An encounter with F.
But that was high school. Let me tell you about an encounter I recently had.
I was sitting at a bar with some friends as a girl approached us and asked whether she could join us. She had had a bad day. At the bar, to a bunch of strangers she just met – us – F. told the story of her life.
F. had a bruise in her face. She had been hit by her boyfriend. They had spent a long time together, but recently he had turned violent. F. knew she had to leave him. At the same time, she wasn’t sure whether she was a ready to end it. There was a lot that connected her to him; the fight had broken her spirit but not her heart. A punch in the face is painful, but love can hurt even more.
On the outside, she had a good life. She only worked a bit for fun and personal interest. Otherwise, she was taken care off . Her lifestyle was rich, with frequent trips throughout Europe and money available for shopping sprees anytime she desired. In her early thirties, F. still enjoyed her life, going to crazy parties and doing whatever she wanted. Her friends looked up to her, admired her. And she couldn’t take it any longer. F.’s life, I think, had become artificial. It had to be changed.
The value of ephemeral encounters
It was a tense conversation, and an important encounter for her as well as for me. As I wrote above, in my days of high school I wasn’t very open to people. Now, I realised that I was able to engage in a deep conversation about all important parts of life with a person I met some minutes before. I gave her some advice, and I hope it helped her a bit. But it also helped me to reflect about myself and about human interaction.

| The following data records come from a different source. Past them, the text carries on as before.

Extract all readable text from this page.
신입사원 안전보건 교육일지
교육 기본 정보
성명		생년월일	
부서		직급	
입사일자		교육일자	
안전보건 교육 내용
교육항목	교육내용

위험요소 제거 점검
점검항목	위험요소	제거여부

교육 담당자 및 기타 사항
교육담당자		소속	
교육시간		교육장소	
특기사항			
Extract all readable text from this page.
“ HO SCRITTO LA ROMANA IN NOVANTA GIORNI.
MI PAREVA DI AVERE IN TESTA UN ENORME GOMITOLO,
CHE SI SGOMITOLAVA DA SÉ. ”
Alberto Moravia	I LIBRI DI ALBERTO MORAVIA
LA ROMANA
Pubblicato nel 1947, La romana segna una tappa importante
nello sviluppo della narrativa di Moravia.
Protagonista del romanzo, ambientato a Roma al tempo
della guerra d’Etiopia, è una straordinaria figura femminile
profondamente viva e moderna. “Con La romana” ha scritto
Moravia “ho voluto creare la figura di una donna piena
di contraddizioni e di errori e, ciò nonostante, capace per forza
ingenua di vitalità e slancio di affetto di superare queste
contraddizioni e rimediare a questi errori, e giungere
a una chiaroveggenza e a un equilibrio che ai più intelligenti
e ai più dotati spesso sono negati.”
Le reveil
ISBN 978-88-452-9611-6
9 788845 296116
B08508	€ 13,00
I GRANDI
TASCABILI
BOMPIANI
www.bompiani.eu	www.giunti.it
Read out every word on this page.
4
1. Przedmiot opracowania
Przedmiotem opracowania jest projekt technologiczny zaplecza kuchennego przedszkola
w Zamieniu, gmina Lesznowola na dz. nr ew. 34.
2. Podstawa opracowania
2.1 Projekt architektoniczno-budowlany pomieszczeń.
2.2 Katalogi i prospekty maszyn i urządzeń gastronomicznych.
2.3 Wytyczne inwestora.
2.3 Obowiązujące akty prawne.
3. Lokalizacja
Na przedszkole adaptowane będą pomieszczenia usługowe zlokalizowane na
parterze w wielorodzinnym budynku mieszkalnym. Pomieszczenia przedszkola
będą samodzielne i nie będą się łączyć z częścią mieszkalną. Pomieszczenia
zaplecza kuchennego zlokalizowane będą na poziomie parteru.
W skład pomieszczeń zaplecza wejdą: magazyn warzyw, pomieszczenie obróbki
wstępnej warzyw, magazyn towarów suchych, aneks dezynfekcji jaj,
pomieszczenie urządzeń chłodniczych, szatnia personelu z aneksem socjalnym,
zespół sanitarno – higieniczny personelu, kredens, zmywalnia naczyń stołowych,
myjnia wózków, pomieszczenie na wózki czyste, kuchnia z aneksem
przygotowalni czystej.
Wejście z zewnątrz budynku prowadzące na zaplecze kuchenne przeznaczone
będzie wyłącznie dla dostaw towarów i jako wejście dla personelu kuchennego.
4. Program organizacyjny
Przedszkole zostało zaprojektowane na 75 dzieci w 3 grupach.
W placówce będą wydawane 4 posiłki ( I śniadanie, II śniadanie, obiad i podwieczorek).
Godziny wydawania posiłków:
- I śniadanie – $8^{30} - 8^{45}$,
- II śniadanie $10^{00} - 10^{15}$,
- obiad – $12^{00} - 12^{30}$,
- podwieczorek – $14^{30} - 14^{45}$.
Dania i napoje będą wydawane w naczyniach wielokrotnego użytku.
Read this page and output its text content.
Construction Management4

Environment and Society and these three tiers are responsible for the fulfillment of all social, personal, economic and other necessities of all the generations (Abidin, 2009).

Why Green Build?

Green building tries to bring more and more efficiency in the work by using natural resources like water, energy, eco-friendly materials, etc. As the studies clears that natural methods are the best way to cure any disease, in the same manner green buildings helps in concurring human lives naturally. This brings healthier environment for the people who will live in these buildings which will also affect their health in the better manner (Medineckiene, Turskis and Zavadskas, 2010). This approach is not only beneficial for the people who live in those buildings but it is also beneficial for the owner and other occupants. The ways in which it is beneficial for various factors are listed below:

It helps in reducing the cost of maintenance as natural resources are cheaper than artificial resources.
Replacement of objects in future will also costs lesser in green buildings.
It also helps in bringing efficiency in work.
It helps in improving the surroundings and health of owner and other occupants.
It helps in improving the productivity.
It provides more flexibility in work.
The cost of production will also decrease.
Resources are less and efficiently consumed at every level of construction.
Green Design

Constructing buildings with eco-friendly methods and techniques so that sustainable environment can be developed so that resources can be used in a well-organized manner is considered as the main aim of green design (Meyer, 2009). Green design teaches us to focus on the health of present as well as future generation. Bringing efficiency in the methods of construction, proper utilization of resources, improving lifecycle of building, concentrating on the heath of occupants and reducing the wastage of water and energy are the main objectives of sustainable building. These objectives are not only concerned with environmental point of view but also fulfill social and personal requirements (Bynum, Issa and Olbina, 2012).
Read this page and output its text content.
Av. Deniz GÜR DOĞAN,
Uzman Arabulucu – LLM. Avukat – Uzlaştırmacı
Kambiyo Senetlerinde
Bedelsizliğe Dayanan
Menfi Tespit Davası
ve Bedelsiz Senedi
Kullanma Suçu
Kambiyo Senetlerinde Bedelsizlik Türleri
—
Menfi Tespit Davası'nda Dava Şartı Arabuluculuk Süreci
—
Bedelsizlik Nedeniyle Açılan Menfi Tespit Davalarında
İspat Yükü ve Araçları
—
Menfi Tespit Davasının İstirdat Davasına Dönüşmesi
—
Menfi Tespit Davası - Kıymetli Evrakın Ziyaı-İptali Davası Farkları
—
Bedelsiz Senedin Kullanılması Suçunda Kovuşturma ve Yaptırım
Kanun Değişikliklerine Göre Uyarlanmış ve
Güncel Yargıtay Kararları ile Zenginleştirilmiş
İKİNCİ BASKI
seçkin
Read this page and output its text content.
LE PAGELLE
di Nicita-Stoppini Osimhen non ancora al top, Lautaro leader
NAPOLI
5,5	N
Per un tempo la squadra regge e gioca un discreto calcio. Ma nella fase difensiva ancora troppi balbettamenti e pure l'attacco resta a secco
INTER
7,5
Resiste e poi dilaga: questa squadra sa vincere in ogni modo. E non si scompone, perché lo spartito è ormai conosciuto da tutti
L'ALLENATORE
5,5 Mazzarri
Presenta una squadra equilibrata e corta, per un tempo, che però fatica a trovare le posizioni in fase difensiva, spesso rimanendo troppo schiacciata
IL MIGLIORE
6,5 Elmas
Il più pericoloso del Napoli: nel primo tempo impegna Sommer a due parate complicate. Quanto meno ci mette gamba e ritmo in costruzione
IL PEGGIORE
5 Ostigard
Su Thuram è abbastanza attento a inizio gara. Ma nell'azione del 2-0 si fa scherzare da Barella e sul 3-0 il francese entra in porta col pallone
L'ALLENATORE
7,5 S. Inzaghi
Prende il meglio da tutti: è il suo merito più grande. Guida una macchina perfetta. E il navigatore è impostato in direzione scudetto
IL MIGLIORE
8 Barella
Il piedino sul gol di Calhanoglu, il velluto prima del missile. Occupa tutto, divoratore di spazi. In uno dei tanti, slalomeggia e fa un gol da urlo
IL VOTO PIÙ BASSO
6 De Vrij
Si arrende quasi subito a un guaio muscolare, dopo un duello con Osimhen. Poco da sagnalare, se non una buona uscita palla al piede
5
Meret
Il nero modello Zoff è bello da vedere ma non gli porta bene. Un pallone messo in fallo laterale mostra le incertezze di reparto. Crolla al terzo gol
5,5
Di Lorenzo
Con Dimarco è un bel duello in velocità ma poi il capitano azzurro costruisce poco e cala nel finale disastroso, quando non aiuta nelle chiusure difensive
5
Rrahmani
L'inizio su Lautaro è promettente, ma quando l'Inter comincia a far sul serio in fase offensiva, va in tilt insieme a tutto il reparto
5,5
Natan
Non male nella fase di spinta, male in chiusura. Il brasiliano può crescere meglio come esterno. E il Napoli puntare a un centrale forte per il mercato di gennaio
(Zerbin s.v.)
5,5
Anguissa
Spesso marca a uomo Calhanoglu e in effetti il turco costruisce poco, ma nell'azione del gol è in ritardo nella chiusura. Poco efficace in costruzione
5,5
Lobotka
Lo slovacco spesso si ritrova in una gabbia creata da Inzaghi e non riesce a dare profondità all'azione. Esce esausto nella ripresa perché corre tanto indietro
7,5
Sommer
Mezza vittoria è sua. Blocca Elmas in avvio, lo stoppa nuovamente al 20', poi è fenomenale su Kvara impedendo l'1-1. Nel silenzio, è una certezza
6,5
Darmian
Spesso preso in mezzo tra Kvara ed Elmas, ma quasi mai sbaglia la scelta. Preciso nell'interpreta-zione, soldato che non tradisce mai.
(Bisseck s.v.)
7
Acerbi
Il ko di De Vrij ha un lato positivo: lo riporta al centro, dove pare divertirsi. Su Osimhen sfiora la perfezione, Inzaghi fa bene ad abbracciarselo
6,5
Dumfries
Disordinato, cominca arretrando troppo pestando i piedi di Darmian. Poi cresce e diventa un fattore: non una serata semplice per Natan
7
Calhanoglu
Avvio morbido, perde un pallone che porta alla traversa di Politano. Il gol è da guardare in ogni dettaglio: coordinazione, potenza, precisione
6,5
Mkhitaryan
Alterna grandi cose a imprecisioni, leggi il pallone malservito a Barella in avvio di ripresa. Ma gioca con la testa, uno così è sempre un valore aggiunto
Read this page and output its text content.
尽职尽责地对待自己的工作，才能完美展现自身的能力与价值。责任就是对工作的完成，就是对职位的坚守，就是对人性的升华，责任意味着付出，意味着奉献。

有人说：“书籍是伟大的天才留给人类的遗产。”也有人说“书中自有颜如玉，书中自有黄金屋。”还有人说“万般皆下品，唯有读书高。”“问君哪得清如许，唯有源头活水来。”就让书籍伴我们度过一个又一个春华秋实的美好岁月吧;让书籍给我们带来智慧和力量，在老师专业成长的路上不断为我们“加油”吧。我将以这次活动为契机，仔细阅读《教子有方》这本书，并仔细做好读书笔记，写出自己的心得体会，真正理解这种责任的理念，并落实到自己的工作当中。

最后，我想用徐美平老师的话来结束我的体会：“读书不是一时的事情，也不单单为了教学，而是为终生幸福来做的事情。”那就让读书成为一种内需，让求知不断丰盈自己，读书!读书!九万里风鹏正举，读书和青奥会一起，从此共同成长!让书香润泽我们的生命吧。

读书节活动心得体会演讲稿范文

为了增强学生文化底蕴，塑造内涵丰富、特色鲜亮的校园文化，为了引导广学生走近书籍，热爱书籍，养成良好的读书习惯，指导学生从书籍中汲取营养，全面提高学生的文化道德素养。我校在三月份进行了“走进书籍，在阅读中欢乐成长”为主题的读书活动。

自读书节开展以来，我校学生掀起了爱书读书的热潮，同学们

Here in Brussels I regularly meet people only for a short time, and still have extremely interesting conversations. Initially, I used to think that these meetings are useless. I used to think that if a good level of contact is achieved, a seed of friendship should be made flourish. But I am starting to change my mind about this. Friendship is a great thing, but there is also a beauty and a value in ephemeral encounters. One nice chat for an evening, and than life goes on, each with their own friends, dreams and hopes.
Into The Wild
There are two ways I could finish this story. One is by referring to a Dutch poem, Aan Rika by Piet Paaltjens from the 19th century. It’s about a guy who sees a girl for a split second, when the train she’s riding is passing his. He gets dragged away by the moment immediately, and fantasises about both of them being destroyed by the colliding trains. But this is not a story of love or destruction.
The appropriate end to this story is a different one: the movie Into the Wild. The hero of the film, Alexander Supertramp, travels to Alaska alone to live a life of isolation, close to the nature he loves so much. The trip has moments of reflection, beauty and sincere happiness, I think. However, at the end of the film, Alexander realises an important lesson: happiness is only real when shared with others.
Regardless how happy you are with yourself and your own life, it’s other people who make life truly worthwhile. Whoever they are.